Er tippte das Wort »Mutter« als Suchbegriff ein. »Okay, es geht los«, sagte er, als die Bilder erschienen.

Er schaute auf den Bildschirm. »Ich wusste nicht, dass es so viele MUTTER-Tätowierungen gibt.«

Ivy stand auf und kam näher, sie beugte sich vor, damit sie den Bildschirm sehen konnte. »Da«, sagte sie und zeigte mit einem Finger der Hand, in der sie den Cappuccino hielt, darauf. »Das ist es.«

Er klickte auf das kleine Foto; eine Vergrößerung erfüllte den

Bildschirm.

»Sind Sie sicher?«

»Das ist es, eindeutig.« Keine Spur eines Zweifels.
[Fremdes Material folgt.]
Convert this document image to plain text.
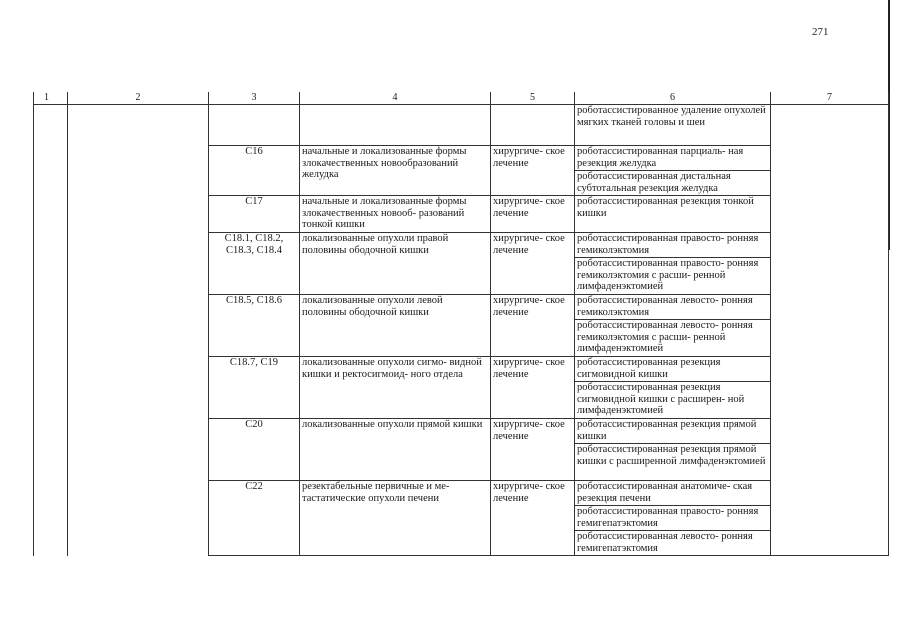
271
1	2	3	4	5	6	7
					роботассистированное удаление опухолей мягких тканей головы и шеи	
		C16	начальные и локализованные формы злокачественных новообразований желудка	хирургиче- ское лечение	роботассистированная парциаль- ная резекция желудка	
					роботассистированная дистальная субтотальная резекция желудка	
		C17	начальные и локализованные формы злокачественных новооб- разований тонкой кишки	хирургиче- ское лечение	роботассистированная резекция тонкой кишки	
		C18.1, C18.2, C18.3, C18.4	локализованные опухоли правой половины ободочной кишки	хирургиче- ское лечение	роботассистированная правосто- ронняя гемиколэктомия	
					роботассистированная правосто- ронняя гемиколэктомия с расши- ренной лимфаденэктомией	
		C18.5, C18.6	локализованные опухоли левой половины ободочной кишки	хирургиче- ское лечение	роботассистированная левосто- ронняя гемиколэктомия	
					роботассистированная левосто- ронняя гемиколэктомия с расши- ренной лимфаденэктомией	
		C18.7, C19	локализованные опухоли сигмо- видной кишки и ректосигмоид- ного отдела	хирургиче- ское лечение	роботассистированная резекция сигмовидной кишки	
					роботассистированная резекция сигмовидной кишки с расширен- ной лимфаденэктомией	
		C20	локализованные опухоли прямой кишки	хирургиче- ское лечение	роботассистированная резекция прямой кишки	
					роботассистированная резекция прямой кишки с расширенной лимфаденэктомией	
		C22	резектабельные первичные и ме- тастатические опухоли печени	хирургиче- ское лечение	роботассистированная анатомиче- ская резекция печени	
					роботассистированная правосто- ронняя гемигепатэктомия	
					роботассистированная левосто- ронняя гемигепатэктомия	
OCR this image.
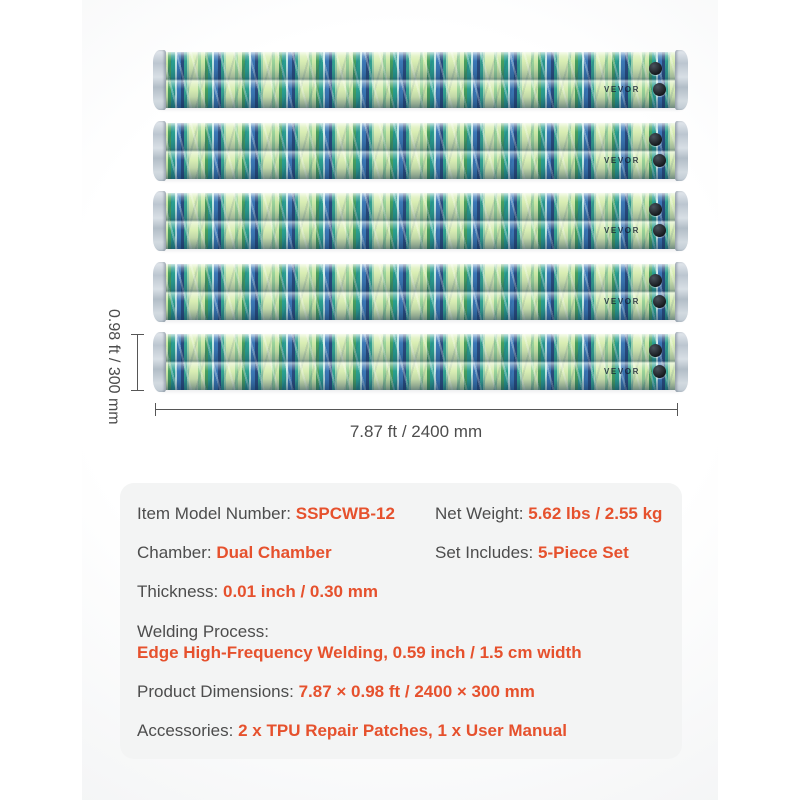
VEVOR
VEVOR
VEVOR
VEVOR
VEVOR
0.98 ft / 300 mm
7.87 ft / 2400 mm
Item Model Number: SSPCWB-12	Net Weight: 5.62 lbs / 2.55 kg
Chamber: Dual Chamber	Set Includes: 5-Piece Set
Thickness: 0.01 inch / 0.30 mm
Welding Process:
Edge High-Frequency Welding, 0.59 inch / 1.5 cm width
Product Dimensions: 7.87 × 0.98 ft / 2400 × 300 mm
Accessories: 2 x TPU Repair Patches, 1 x User Manual
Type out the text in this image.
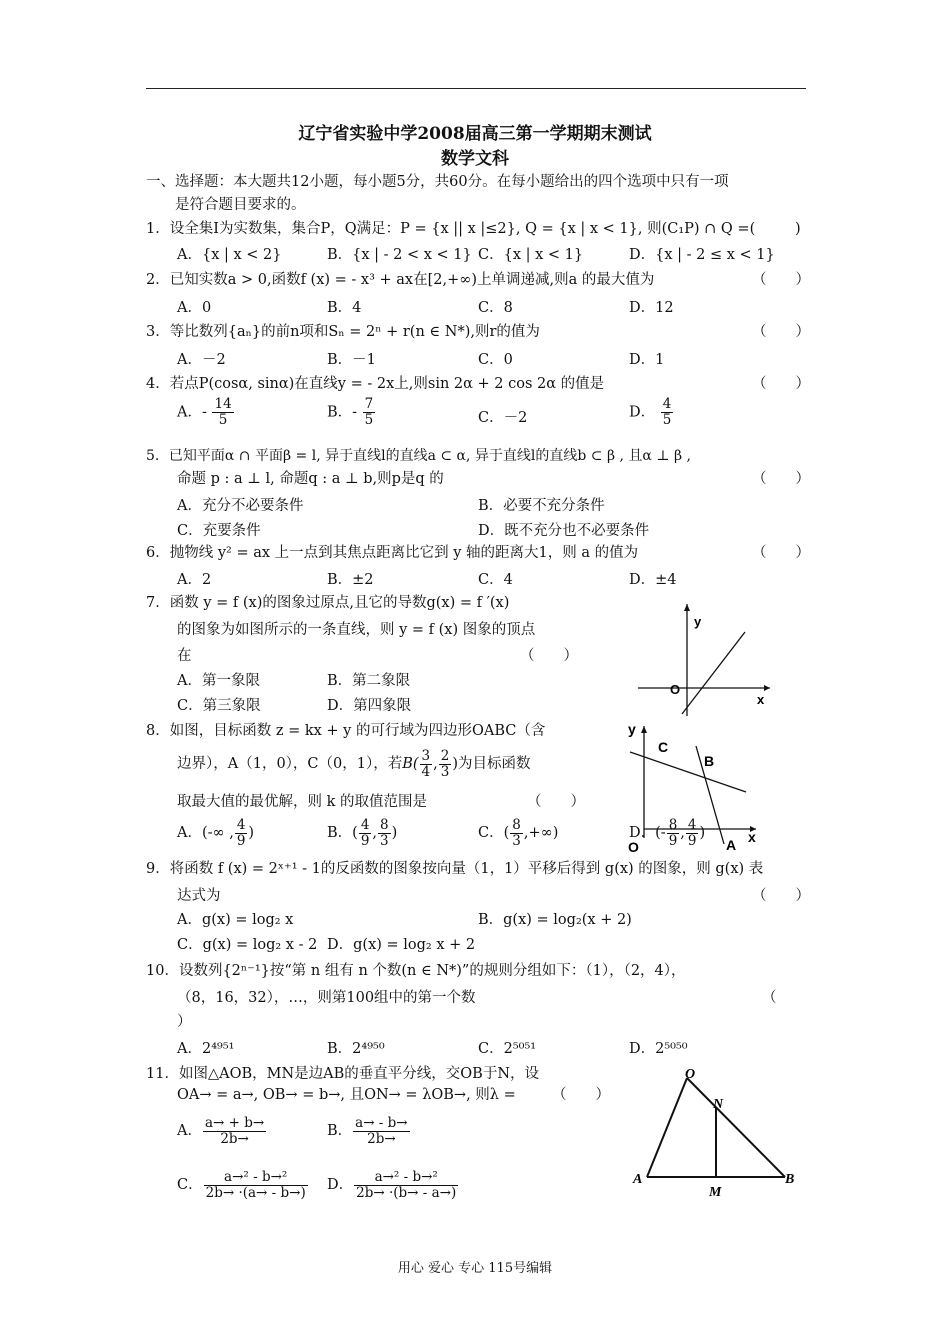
辽宁省实验中学2008届高三第一学期期末测试
数学文科
一、选择题：本大题共12小题，每小题5分，共60分。在每小题给出的四个选项中只有一项
是符合题目要求的。
1．设全集Ⅰ为实数集，集合P，Q满足：P = {x || x |≤2}, Q = {x | x < 1}, 则(C₁P) ∩ Q =(	)
A．{x | x < 2}	B．{x | - 2 < x < 1} C．{x | x < 1}	D．{x | - 2 ≤ x < 1}
2．已知实数a > 0,函数f (x) = - x³ + ax在[2,+∞)上单调递减,则a 的最大值为	（　　）
A．0	B．4	C．8	D．12
3．等比数列{aₙ}的前n项和Sₙ = 2ⁿ + r(n ∈ N*),则r的值为	（　　）
A．－2	B．－1	C．0	D．1
4．若点P(cosα, sinα)在直线y = - 2x上,则sin 2α + 2 cos 2α 的值是	（　　）
A．- $\frac{14}{5}$	B．- $\frac{7}{5}$	C．－2	D． $\frac{4}{5}$
5．已知平面α ∩ 平面β = l, 异于直线l的直线a ⊂ α, 异于直线l的直线b ⊂ β , 且α ⊥ β ,
命题 p : a ⊥ l, 命题q : a ⊥ b,则p是q 的	（　　）
A．充分不必要条件	B．必要不充分条件
C．充要条件	D．既不充分也不必要条件
6．抛物线 y² = ax 上一点到其焦点距离比它到 y 轴的距离大1，则 a 的值为	（　　）
A．2	B．±2	C．4	D．±4
7．函数 y = f (x)的图象过原点,且它的导数g(x) = f ′(x)
的图象为如图所示的一条直线，则 y = f (x) 图象的顶点
在	（　　）
A．第一象限	B．第二象限
C．第三象限	D．第四象限
y
x
O
8．如图，目标函数 z = kx + y 的可行域为四边形OABC（含
边界），A（1，0），C（0，1），若$B( \frac{3}{4}$ , $\frac{2}{3}$ )为目标函数
取最大值的最优解，则 k 的取值范围是	（　　）
A．(-∞ , $\frac{4}{9}$ )	B．( $\frac{4}{9}$ , $\frac{8}{3}$ )	C．( $\frac{8}{3}$ ,+∞)
y
x
O	A
B
C
D．(- $\frac{8}{9}$ , $\frac{4}{9}$ )
9．将函数 f (x) = 2ˣ⁺¹ - 1的反函数的图象按向量（1，1）平移后得到 g(x) 的图象，则 g(x) 表
达式为	（　　）
A．g(x) = log₂ x	B．g(x) = log₂(x + 2)
C．g(x) = log₂ x - 2 D．g(x) = log₂ x + 2
10．设数列{2ⁿ⁻¹}按“第 n 组有 n 个数(n ∈ N*)”的规则分组如下：（1），（2，4），
（8，16，32），…，则第100组中的第一个数	（
）
A．2⁴⁹⁵¹	B．2⁴⁹⁵⁰	C．2⁵⁰⁵¹	D．2⁵⁰⁵⁰
11．如图△AOB，MN是边AB的垂直平分线，交OB于N，设
OA→ = a→, OB→ = b→, 且ON→ = λOB→, 则λ =	（　　）
A． $\frac{a\to + b\to}{2b\to}$	B． $\frac{a\to - b\to}{2b\to}$
C． $\frac{\text{a→² - b→²}}{2b\to \cdot(a\to - b\to)}$ D． $\frac{\text{a→² - b→²}}{2b\to \cdot(b\to - a\to)}$
O
N
A
M
B
用心 爱心 专心 115号编辑
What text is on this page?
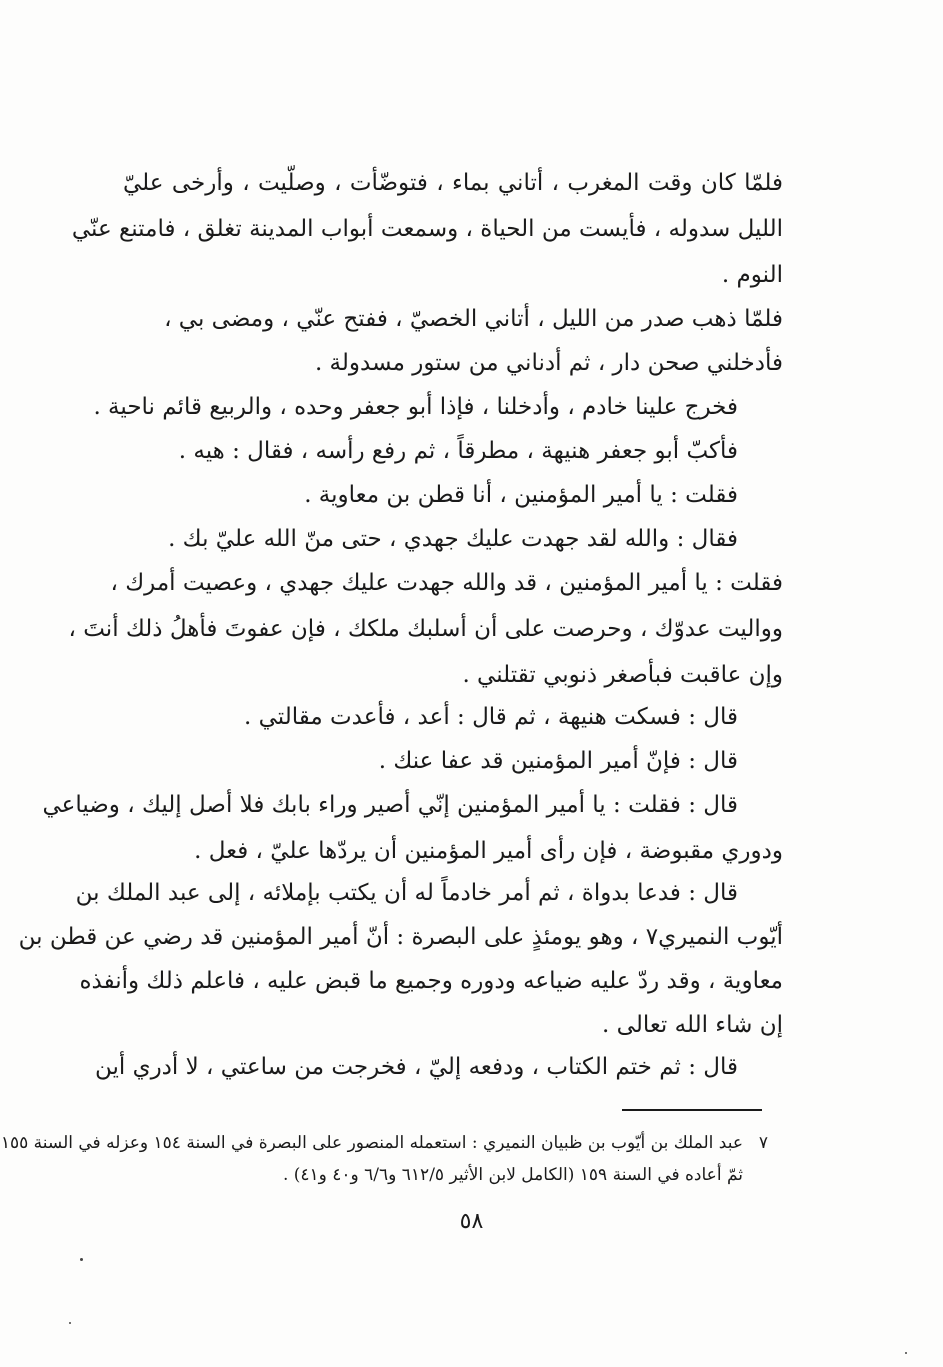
فلمّا كان وقت المغرب ، أتاني بماء ، فتوضّأت ، وصلّيت ، وأرخى عليّ
الليل سدوله ، فأيست من الحياة ، وسمعت أبواب المدينة تغلق ، فامتنع عنّي
النوم .
فلمّا ذهب صدر من الليل ، أتاني الخصيّ ، ففتح عنّي ، ومضى بي ،
فأدخلني صحن دار ، ثم أدناني من ستور مسدولة .
فخرج علينا خادم ، وأدخلنا ، فإذا أبو جعفر وحده ، والربيع قائم ناحية .
فأكبّ أبو جعفر هنيهة ، مطرقاً ، ثم رفع رأسه ، فقال : هيه .
فقلت : يا أمير المؤمنين ، أنا قطن بن معاوية .
فقال : والله لقد جهدت عليك جهدي ، حتى منّ الله عليّ بك .
فقلت : يا أمير المؤمنين ، قد والله جهدت عليك جهدي ، وعصيت أمرك ،
وواليت عدوّك ، وحرصت على أن أسلبك ملكك ، فإن عفوتَ فأهلُ ذلك أنتَ ،
وإن عاقبت فبأصغر ذنوبي تقتلني .
قال : فسكت هنيهة ، ثم قال : أعد ، فأعدت مقالتي .
قال : فإنّ أمير المؤمنين قد عفا عنك .
قال : فقلت : يا أمير المؤمنين إنّي أصير وراء بابك فلا أصل إليك ، وضياعي
ودوري مقبوضة ، فإن رأى أمير المؤمنين أن يردّها عليّ ، فعل .
قال : فدعا بدواة ، ثم أمر خادماً له أن يكتب بإملائه ، إلى عبد الملك بن
أيّوب النميري٧ ، وهو يومئذٍ على البصرة : أنّ أمير المؤمنين قد رضي عن قطن بن
معاوية ، وقد ردّ عليه ضياعه ودوره وجميع ما قبض عليه ، فاعلم ذلك وأنفذه
إن شاء الله تعالى .
قال : ثم ختم الكتاب ، ودفعه إليّ ، فخرجت من ساعتي ، لا أدري أين
٧
عبد الملك بن أيّوب بن ظبيان النميري : استعمله المنصور على البصرة في السنة ١٥٤ وعزله في السنة ١٥٥
ثمّ أعاده في السنة ١٥٩ (الكامل لابن الأثير ٦١٢/٥ و٦/٦ و٤٠ و٤١) .
٥٨
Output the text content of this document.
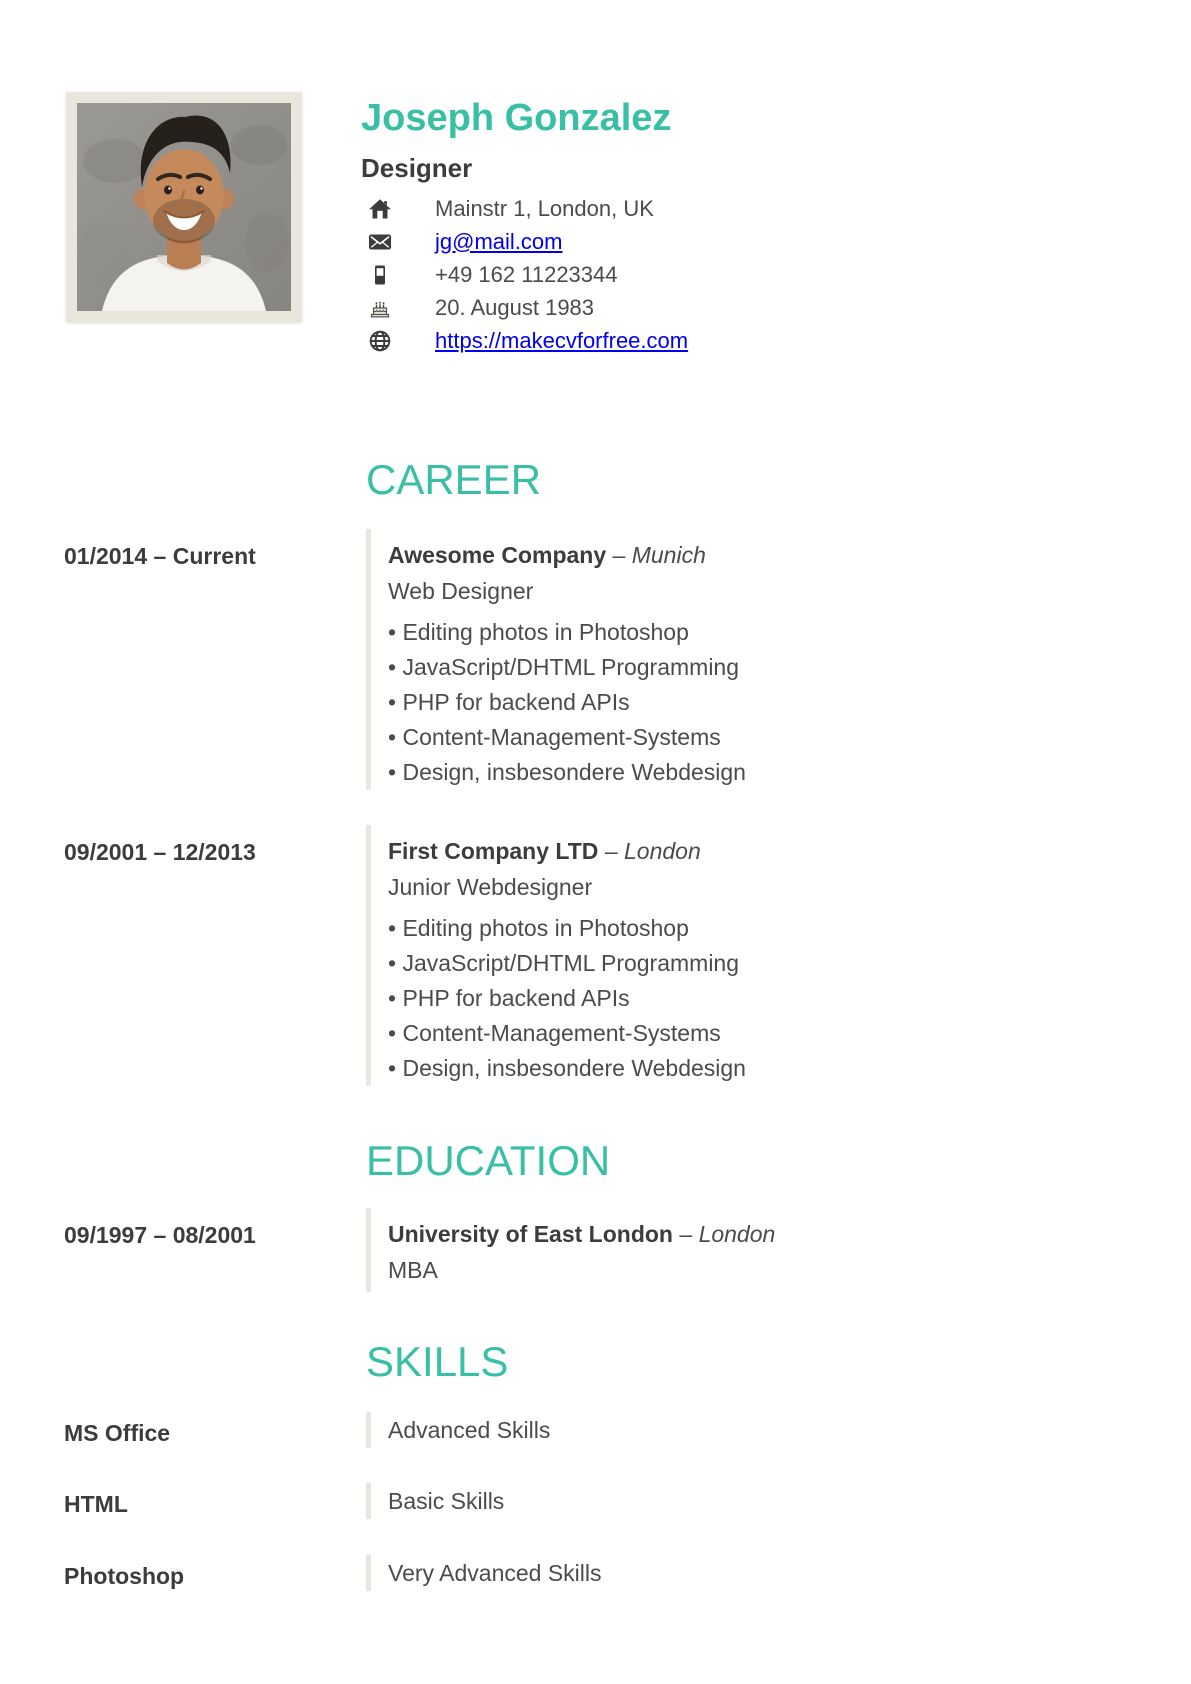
Joseph Gonzalez
Designer
Mainstr 1, London, UK
jg@mail.com
+49 162 11223344
20. August 1983
https://makecvforfree.com
CAREER
01/2014 – Current	Awesome Company – Munich
Web Designer
• Editing photos in Photoshop
• JavaScript/DHTML Programming
• PHP for backend APIs
• Content-Management-Systems
• Design, insbesondere Webdesign
09/2001 – 12/2013	First Company LTD – London
Junior Webdesigner
• Editing photos in Photoshop
• JavaScript/DHTML Programming
• PHP for backend APIs
• Content-Management-Systems
• Design, insbesondere Webdesign
EDUCATION
09/1997 – 08/2001	University of East London – London
MBA
SKILLS
MS Office	Advanced Skills
HTML	Basic Skills
Photoshop	Very Advanced Skills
Sicherer konnte man nicht sein. Er speicherte das Foto auf Diskette, dann druckte er eine Handvoll Kopien. »Wir werden im Fotolabor zusammenstellen lassen, was wir für die Medien brauchen, während ich versuche, eine Genehmigung dafür zu bekommen, es in den Zeitungen und im Fernsehen zu zeigen. Außerdem schicken wir eine Kopie an David Scott, damit er sie durch die FBI-Tattoo-Datenbank jagen kann.«

»Wie erklären wir, woher wir diese Information haben?«

Sie wirkte immer noch nicht besonders besorgt. Vielleicht sollte er mal versuchen, sich selbst zu hypnotisieren.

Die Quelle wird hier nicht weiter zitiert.